Van Schaack teaches a popular course on international criminal law, and last semester she offered a course on “transitional justice.” The class examined how countries, including Iraq, handle war crimes after transforming from authoritarian regimes to democracies.
“We produce lawyers who are highly intelligent, well trained and able to get great jobs, and we’re increasingly doing that internationally,” Van Schaack said.
Van Schaack said Santa Clara’s biggest asset is the school’s focus on teaching and building a strong legal community. Students often return two or three years after graduation to ask professors for advice on their careers, she said.
Constitutional law professor Edward Steinman said the school hasn’t changed much — it’s just that more people value an emphasis on practice instead of theory.
“The school is more concerned with creating practical lawyers than the ethereal approach of big-name law schools,” said Steinman, a noted civil rights and poverty law attorney. “Santa Clara is perceived locally and nationally as producing grounded students.”
Polden has tried to make the school a lure for faculty like Van Schaack. He said the location and the school’s up-and-coming reputation help.
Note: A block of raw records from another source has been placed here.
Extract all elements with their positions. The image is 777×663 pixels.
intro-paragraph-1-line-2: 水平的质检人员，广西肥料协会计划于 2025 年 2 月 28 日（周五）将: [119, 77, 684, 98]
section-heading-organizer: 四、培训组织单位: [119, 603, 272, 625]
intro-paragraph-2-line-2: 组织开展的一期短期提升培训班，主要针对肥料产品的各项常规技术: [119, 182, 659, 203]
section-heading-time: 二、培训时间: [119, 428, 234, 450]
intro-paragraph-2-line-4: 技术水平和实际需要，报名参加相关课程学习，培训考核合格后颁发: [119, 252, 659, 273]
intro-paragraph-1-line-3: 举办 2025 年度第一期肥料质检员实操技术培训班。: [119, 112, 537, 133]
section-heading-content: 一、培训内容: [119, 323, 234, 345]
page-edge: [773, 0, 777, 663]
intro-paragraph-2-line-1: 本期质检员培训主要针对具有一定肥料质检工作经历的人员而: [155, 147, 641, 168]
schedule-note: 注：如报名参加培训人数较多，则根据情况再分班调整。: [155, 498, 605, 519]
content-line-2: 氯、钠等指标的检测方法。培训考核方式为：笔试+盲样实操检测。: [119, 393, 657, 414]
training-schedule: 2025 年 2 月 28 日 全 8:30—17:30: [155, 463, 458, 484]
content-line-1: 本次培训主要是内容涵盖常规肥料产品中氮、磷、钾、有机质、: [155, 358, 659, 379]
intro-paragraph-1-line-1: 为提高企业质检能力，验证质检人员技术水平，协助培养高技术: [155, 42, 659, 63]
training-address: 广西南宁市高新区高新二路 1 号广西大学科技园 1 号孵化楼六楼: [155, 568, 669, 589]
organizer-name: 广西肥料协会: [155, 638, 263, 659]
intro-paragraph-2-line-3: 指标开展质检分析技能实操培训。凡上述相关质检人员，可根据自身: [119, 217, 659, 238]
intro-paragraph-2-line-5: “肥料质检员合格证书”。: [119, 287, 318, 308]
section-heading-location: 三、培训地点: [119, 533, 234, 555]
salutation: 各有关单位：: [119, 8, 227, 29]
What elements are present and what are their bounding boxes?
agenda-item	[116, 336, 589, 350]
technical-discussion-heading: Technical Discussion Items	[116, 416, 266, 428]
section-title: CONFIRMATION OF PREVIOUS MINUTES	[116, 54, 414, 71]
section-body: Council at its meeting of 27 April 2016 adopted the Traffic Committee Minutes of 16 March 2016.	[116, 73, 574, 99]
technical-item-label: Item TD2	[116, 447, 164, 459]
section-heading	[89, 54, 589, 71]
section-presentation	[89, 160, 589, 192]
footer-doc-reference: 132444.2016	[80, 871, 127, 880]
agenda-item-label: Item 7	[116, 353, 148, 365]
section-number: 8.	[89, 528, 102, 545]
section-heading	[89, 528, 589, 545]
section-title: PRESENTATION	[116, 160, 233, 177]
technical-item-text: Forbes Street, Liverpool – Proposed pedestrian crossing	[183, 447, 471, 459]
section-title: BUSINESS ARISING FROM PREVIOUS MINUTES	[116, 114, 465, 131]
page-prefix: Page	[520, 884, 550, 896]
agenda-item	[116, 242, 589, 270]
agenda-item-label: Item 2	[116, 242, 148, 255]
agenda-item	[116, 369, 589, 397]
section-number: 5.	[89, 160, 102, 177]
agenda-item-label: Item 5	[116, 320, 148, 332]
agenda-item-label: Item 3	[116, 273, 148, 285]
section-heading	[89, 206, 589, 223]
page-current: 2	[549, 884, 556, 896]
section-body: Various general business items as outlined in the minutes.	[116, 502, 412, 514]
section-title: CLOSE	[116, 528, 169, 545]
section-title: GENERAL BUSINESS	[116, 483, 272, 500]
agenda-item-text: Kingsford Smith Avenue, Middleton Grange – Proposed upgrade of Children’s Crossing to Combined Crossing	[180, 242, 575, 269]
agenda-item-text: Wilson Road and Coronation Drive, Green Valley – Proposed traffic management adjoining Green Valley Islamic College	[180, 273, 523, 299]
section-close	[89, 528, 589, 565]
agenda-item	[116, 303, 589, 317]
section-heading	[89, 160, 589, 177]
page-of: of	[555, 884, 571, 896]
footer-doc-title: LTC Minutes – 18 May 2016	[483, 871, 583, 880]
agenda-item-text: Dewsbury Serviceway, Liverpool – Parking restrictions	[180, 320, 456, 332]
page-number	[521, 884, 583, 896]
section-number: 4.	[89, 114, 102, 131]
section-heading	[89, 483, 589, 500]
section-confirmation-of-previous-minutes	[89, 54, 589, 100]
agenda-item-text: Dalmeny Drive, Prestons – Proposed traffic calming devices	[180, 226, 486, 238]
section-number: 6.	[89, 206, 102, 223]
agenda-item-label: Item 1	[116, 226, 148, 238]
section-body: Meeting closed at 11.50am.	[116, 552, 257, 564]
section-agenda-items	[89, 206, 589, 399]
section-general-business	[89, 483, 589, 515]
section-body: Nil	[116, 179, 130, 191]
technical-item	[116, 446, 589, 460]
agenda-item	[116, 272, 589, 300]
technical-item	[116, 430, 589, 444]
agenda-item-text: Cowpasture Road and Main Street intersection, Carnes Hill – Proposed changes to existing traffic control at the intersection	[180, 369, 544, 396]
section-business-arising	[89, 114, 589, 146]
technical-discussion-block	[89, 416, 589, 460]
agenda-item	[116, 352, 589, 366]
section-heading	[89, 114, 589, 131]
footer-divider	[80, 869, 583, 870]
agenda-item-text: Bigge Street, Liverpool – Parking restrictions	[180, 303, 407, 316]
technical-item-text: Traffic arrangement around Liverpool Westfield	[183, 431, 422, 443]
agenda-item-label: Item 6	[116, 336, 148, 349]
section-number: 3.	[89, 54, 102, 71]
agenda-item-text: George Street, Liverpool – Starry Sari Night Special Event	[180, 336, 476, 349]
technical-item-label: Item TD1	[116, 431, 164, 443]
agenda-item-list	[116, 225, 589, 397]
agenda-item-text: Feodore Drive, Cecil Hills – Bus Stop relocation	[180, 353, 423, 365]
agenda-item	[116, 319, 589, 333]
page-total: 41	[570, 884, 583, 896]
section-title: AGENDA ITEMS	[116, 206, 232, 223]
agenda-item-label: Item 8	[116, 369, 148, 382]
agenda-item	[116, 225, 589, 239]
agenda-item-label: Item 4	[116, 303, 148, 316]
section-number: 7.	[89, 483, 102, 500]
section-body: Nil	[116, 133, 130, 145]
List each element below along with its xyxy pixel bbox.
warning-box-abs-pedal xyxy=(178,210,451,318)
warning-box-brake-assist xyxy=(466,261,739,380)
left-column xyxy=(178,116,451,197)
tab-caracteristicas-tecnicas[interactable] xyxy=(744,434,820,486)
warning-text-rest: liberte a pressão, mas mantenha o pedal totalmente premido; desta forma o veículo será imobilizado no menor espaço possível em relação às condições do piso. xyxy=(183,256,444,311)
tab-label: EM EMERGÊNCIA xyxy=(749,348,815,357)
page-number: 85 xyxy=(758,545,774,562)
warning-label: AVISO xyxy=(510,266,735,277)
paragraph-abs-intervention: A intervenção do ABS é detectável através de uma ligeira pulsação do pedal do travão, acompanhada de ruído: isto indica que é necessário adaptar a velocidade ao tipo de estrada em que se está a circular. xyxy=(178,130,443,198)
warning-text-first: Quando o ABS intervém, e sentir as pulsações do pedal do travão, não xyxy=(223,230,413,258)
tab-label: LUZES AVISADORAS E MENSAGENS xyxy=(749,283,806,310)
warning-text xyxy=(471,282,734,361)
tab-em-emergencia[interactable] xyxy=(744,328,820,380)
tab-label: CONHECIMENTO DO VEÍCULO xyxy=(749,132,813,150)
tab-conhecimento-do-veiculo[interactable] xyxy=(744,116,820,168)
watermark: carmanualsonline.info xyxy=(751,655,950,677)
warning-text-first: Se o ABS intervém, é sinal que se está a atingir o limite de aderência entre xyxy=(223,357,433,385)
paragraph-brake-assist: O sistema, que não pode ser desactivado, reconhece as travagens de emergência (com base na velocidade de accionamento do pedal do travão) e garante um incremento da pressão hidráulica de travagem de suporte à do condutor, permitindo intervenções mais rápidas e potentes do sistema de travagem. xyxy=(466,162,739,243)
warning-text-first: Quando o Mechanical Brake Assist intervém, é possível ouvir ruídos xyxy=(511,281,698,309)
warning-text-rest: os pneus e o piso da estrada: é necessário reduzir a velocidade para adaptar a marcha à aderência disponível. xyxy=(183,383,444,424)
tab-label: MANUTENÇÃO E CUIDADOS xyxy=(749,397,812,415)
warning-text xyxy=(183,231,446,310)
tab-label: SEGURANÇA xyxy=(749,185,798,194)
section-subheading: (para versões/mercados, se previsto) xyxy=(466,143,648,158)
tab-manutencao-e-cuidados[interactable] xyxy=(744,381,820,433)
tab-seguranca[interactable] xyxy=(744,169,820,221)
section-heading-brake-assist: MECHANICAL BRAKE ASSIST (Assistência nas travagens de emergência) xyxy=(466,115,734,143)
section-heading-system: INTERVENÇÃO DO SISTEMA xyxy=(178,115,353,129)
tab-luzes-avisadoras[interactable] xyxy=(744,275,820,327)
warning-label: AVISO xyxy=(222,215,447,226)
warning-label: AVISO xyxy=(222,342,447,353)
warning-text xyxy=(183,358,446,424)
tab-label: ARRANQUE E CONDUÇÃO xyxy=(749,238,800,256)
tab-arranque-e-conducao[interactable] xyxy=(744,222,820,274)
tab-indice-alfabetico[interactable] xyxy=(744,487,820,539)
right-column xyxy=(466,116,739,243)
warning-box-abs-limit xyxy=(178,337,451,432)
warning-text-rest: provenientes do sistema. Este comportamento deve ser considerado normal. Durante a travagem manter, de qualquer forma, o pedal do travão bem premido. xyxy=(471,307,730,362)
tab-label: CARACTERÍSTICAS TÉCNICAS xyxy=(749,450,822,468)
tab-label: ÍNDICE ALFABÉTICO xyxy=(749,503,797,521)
“You get to be in a vibrant part of the United States, and faculty are coming to a place where they can collaborate because they have connections with other programs and schools,” he said.
Polden added that California’s active legal community and judiciary are also a draw.
“Not all new case law is developed here, but this is probably the most active court system in the States,” he said.
On a recent afternoon, students of all ages and ethnicities walked around the classically decorated law school buildings or waited for professors. Even on an otherwise slow August day, the halls were bustling.
Students tend to be tightknit, enthusiastic and hard working, professors say. If Santa Clara students have any problem, one professor said, it’s that they get so involved in law school activities that they sometimes shortchange other priorities.
Increasingly, students are ending up on Wall Street and in big-name law firms. But Polden said Santa Clara hasn’t lost sight of its history as a California law school, and the school continues to stock the local legal community with lawyers.
Santa Clara is not competing with the Boalts and Stanfords of the world, Polden said. Rather, the school wants to stand out in a group including UC-Davis, Hastings and the University of San Francisco while enticing more of “the best and the brightest” with attractive financial packages and a low student-to-teacher ratio.
“[Students] have a sense that this is not a large state university,” Polden said. “You can easily get in to see faculty if you have a problem. Students view the school as one that nourishes their interest in a variety of career paths.”
Carlos Martinez, a 2004 graduate, said that it was as tough for him to meet with his professors as it was for his friends at other law schools. But he did say his experience with colleagues and professors was more “collegial.”
“Even with competition among students, there was always someone willing to help you,” Martinez said. “I know lots of people who had 2Ls and 3Ls helping them get through that first year. I studied with a lot of people who wanted to learn versus wanting to be number one.”
With a broader focus, the school has attracted students with a wider range of backgrounds and interests. Almost half of the new recruits come from minority groups.
Unlike many other Bay Area law schools, Santa Clara holds night classes for students with full-time jobs or families. It also tries to recruit students with interests other than making partner before age 35.
David Wong, another 2004 graduate, chose Santa Clara so he could be close to his family while pursuing his musical interests.
In between marathon study sessions during his second year of law school, Wong was selected to teach a master piano class at Humboldt State University. He also performed at Santa Clara.
“Not only did I receive a great legal education, but I also made tremendous progress as a pianist,” he said.